Mendorong budaya perubahan: Bagaimana penelitian PAIR membantu memfasilitasi aspirasi kaum muda di Makassar dan sekitarnya

Enam peneliti muda dari universitas mitra Australia-Indonesia Centre menemukan betapa pentingnya aspirasi kaum muda dalam pembangunan kota.

 

Dalam kunjungan asisten peneliti PAIR Nurul Fauzia ke beberapa daerah pedesaan di Kabupaten Maros, dia terkesima dengan cepatnya perubahan pembangunan disana.

Maros hanya berjarak 30 kilometer dari Makassar, pusat perdagangan maritim berpenduduk melebihi 1,4 juta jiwa. Pertumbuhan kota tersebut berdampak pada daerah sekitarnya.

“Saya melihat perubahan mata pencaharian masyarakat setempat karena pembangunan besar-besaran dari Makassar, seperti pembangunan infrastruktur lintas kota dan kabupaten,” kata Nurul, yang bekerja di Institut Teknologi Bandung (ITB).

Tim peneliti mengamati bahwa orang-orang berpindah dari desa mereka untuk mencari peluang kerja baru di kota.

Tim peneliti mengunjungi Kantor Desa Salenrang. Gambar dari Nurul Fauzia untuk AIC.

Dia adalah salah satu dari enam peneliti muda dari empat universitas berbeda di Indonesia, yang bekerja sama dalam tim peneliti tentang Kaum Muda dan Pembangunan dari AIC.

Tim pertama kali berkunjung ke Sulawesi Selatan pada Februari 2020 dan dikarenakan pandemi COVID-19, mereka tidak bisa kembali hingga awal tahun 2022.

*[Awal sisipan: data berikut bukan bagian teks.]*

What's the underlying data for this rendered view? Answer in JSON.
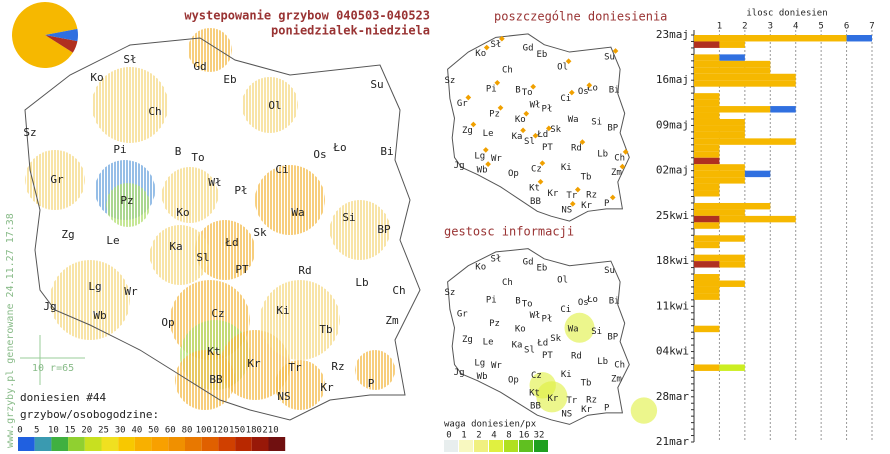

“Makassar menjadi kota yang semakin padat karena masifnya pengembangan perumahan, dan banyak kegiatan perdagangan dan jasa,” kata Nurul.

Tim peneliti sedang mempelajari bagaimana perubahan kota dapat mempengaruhi kaum muda dan aspirasi untuk kehidupan dan karir mereka.

Menghabiskan waktu di perkotaan dan pedesaan, para peneliti mendapat banyak pembelajaran.

Rekan peneliti lainnya, Uly Faoziyah adalah mahasiswa doktoral dari University of Melbourne dengan latar belakang perencanaan wilayah dan kota.

Dengan minat untuk mengamati perubahan tutupan lahan di Maros, ia pun terpukau dengan energi dan semangat akan perubahan.

“Saya ingin belajar lebih banyak tentang Maros dan hubungannya dengan pemuda dan bagaimana ekspansi kota Makassar akan berdampak pada Maros,” kata Uly.

Penelitian Uly berusaha membantu pejabat daerah yang bertanggung jawab untuk mengembangkan kebijakan pemuda, terutama dalam hal ketenagakerjaan dan dukungan pemerintah.

“Ketika kita bisa mengkaji bagaimana dinamika yang terjadi pada pemuda, maka kita bisa mendapatkan gambaran yang menarik,” renung Uly.

Florentina Dwiastuti, yang berasal dari Jakarta, senang menghabiskan waktu di Makassar, “halaman depan kantor pemerintah berisi banyak pepohonan”.

Kunjungan ke sekolah pariwisata dan perhotelan atau SMK di Makassar juga menginspirasinya.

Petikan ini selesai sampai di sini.